Bourgeois believes emissions of hydrogen sulphide and sulphur dioxide from the flare stacks of the Bruce Heavy Water Plant interacted with the TIBL and descended upon his farm (located 3.6 km south-east of the former BHWP), affecting himself, family members and his animals.
It should be noted Bourgeois won an appeal in 1997 before the Ontario Ministry of Finance Assessment Review Board of his assessment based on the fact that he “did not know of the potential effects of gaseous emissions from the BHWP when he purchased his farm in August 1974.” Given the fact that he didn’t have prior knowledge of such a liability, Bourgeois believed his assessment should be lowered.
He has documented evidence from independent studies (Dr. Misener, Ag Canada, Aug. 10, 1990, epidemiological study by Dr. Michael Slana, University of Guelph, Apr. 28, 1993, a report from Dr. Slana, Aug. 8, 1997), over the years to show his sheep lost their lambs at incredibly high rates (in the 99th percentile) and to show sheep and lambs died at a rate far above the norm.
“Once, half of our flock (25) went blind,” he said. “When Hydro closed the heavy water plant (1997- emissions ceased), my lamb loss rate dropped more than 400 per cent over the next five years.”
Both the MOE and the University of Guelph (MOE, phytotoxicological study by Dr. Emerson, 1995, Dr. Slana, 1993) studied his farm and could find nothing to suggest that his high lamb loss rate and other incidents were due to farming practices or farm conditions at the time, he said.
Bourgeois maintains it was the emissions from the heavy water plant that have affected the health of his family and sheep.
Terry Squires, senior manager of OPG Communications and PUblic Affairs said Bourgeois’ complaints were taken very seriously, but AECB didn’t agree with his claims.
Squire references an AECB final staff report from July 1998 that concluded “the mortality observed in Mr. Bourgeois’ flock is unlikely to have been caused by the emissions from the BHWP. Furthermore, staff also concludes that the emissions from the BHWP are unlikely to have caused long term effects on human health.”
A 1994 report indicated “There is evidence that Mr. Bourgeois’ health and that of his sheep have been affected by something. We have concluded that the concentrations of H2S and SO2 averaged over hours or days are within provincial guidelines and are not at a level at which health effects would be expected.”
Bourgeois isn’t surprised by the conclusions.
“They (AECB) demand absolute certainties when all statements are based on probability and likelihood,” he said. “How do you ever achieve absolute certainties?”
The unlikelihood of ever reaching absolute conclusions when it comes to science leaves Bourgeois questioning future plans by both Bruce Power and the MOE to monitor wind and air data during fire burning exercises.

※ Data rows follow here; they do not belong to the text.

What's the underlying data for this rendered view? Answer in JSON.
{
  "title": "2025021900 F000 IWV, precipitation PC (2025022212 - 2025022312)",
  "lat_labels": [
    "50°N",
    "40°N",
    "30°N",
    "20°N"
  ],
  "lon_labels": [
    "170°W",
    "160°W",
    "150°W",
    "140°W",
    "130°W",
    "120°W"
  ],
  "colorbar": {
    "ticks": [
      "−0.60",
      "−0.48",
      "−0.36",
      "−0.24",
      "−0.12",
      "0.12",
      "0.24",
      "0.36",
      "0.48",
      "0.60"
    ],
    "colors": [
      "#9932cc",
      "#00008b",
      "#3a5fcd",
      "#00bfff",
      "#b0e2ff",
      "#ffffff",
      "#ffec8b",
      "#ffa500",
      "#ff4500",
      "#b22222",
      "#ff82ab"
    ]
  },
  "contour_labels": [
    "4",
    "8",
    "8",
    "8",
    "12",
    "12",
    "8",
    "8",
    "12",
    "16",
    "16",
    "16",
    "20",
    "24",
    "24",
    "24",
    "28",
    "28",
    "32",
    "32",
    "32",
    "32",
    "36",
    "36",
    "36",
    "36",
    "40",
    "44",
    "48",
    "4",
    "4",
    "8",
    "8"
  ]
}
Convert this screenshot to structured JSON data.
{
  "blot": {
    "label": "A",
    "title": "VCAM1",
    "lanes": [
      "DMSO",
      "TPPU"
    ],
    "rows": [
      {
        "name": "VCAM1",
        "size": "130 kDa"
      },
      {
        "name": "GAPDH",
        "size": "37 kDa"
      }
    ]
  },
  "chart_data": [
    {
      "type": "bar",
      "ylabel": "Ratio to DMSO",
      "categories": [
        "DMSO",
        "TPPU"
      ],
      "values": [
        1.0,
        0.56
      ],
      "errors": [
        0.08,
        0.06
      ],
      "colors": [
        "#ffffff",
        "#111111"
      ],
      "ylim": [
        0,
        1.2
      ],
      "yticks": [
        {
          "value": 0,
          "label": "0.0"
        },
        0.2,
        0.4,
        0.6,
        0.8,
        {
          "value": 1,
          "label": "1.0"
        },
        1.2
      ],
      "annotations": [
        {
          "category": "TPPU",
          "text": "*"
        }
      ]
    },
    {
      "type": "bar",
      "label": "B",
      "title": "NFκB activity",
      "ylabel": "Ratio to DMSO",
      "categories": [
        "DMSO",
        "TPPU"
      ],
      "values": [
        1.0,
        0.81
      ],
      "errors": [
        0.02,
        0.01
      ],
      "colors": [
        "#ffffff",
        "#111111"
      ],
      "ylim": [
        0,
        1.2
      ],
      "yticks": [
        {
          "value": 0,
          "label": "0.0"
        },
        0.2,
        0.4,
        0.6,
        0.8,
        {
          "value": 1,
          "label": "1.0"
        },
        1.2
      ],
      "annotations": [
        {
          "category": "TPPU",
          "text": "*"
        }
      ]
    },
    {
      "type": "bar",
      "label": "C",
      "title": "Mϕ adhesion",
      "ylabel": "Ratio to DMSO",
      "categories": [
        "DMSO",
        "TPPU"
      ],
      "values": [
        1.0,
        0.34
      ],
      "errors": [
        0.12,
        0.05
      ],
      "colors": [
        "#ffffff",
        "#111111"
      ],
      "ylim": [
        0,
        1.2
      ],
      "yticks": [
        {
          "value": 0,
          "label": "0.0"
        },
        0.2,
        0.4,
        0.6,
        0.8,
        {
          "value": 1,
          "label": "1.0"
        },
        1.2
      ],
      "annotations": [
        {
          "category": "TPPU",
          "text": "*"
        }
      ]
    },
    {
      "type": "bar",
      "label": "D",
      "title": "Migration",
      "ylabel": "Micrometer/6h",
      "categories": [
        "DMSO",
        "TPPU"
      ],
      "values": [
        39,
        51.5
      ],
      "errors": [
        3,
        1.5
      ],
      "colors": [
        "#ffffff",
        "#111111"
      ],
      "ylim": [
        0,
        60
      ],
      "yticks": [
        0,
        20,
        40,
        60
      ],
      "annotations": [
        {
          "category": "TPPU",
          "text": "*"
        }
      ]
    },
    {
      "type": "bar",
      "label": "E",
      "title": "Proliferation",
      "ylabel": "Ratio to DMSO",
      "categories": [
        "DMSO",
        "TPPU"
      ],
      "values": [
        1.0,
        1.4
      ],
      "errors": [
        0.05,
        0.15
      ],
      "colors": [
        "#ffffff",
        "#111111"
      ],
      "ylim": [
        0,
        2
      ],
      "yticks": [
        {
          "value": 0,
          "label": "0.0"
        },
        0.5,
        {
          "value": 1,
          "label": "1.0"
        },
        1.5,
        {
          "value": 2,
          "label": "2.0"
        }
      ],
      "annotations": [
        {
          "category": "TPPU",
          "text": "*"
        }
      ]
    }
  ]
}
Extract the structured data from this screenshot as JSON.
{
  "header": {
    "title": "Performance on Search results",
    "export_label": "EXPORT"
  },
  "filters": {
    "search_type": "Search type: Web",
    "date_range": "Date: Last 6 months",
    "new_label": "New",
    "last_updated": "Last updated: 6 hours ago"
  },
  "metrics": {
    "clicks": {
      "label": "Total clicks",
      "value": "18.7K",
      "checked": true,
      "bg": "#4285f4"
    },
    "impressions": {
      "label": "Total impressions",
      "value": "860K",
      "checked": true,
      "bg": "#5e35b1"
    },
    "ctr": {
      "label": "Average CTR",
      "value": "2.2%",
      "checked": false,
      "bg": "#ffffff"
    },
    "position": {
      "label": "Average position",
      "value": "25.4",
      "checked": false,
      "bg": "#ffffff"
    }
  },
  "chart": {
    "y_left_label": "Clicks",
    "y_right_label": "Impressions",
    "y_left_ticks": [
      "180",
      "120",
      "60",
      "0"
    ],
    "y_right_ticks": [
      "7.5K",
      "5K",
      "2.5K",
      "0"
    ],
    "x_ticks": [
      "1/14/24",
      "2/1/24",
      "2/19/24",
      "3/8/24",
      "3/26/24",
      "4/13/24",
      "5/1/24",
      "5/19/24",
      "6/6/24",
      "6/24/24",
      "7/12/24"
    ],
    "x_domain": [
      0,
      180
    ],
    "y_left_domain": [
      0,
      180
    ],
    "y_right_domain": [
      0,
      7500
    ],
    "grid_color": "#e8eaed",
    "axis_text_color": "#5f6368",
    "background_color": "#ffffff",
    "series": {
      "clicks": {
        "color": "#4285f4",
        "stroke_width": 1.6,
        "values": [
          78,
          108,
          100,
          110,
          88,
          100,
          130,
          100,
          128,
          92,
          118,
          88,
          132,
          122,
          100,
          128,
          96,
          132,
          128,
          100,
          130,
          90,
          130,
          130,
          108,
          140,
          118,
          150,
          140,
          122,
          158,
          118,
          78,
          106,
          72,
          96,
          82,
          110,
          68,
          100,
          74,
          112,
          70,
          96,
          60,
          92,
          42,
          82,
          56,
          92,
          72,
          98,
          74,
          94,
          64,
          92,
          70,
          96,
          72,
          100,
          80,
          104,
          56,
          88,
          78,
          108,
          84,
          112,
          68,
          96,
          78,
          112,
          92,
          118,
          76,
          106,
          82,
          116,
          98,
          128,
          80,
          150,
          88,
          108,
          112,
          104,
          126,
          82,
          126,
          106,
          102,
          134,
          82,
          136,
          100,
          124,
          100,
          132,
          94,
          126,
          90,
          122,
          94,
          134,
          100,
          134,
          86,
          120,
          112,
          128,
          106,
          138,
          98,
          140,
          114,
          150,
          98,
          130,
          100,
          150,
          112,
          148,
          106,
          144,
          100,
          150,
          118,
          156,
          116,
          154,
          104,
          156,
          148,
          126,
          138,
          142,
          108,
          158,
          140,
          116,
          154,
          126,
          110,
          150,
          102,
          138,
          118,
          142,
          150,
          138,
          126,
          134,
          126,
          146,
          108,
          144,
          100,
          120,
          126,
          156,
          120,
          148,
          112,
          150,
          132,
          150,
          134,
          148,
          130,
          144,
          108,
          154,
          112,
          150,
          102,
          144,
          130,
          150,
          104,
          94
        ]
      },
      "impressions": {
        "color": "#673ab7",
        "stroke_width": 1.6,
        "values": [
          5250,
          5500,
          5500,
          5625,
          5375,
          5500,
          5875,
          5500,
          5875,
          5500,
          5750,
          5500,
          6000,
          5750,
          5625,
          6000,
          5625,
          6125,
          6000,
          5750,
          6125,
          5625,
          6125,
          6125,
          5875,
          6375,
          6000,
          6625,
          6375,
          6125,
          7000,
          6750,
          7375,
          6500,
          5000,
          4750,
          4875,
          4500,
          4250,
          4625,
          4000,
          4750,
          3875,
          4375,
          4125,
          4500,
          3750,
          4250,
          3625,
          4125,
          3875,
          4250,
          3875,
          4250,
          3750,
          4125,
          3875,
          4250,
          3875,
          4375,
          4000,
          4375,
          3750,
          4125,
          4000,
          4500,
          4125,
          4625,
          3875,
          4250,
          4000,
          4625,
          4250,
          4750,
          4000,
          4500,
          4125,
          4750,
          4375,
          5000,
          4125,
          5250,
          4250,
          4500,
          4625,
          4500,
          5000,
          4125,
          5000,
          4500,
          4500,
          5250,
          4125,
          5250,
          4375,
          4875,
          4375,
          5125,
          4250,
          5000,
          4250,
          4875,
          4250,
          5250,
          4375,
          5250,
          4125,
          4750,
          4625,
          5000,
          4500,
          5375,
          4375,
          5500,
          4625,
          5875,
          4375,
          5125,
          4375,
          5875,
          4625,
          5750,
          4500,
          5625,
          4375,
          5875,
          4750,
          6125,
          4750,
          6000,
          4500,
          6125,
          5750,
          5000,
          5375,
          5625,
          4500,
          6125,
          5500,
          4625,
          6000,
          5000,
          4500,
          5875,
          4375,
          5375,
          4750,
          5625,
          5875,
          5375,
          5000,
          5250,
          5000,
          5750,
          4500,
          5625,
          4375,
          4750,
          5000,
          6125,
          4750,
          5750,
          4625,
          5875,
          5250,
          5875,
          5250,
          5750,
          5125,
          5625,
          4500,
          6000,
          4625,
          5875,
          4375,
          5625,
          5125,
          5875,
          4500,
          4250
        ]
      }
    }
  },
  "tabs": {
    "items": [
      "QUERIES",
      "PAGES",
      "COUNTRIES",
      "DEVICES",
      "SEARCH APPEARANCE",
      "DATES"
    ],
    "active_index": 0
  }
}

“How are they going to predict where to stand in order to measure the grayish tendrils of Tekflame gas which fall beneath the TIBL? This changes with each incident and with the weather conditions of the day,” he said.
“There is laser technology available to do this job,” Bourgeois said. “Bruce Power says they will follow up on the information.”
Bourgeois said he simply wants to stop living in fear of being fumigated.
“They (Bruce Power) say they can manage their operation without causing any environmental effects, so do it. They shouldn’t burn if they can’t control the effluent.”
When asked why he continues to stay in Inverhuron, despite the problems with emissions which he believes dates back to 1985, Bourgeois said there are many reasons.
He has built his home, barns and the buildings on his property with his own hands. He has directed his company into an international business with knitting books, videos and all kinds of wool and sweater products worth about $650,000 in combined gross sales annually.
“We’ve been here 30 years. This is my life,” he said.
On a very personal level, Bourgeois believes Inverhuron is a special, almost mystical place, closely connected to his own spirituality where he plans to grow old and live out the remainder of his days.
Marie Wilson is a reporter for the Kincardine News.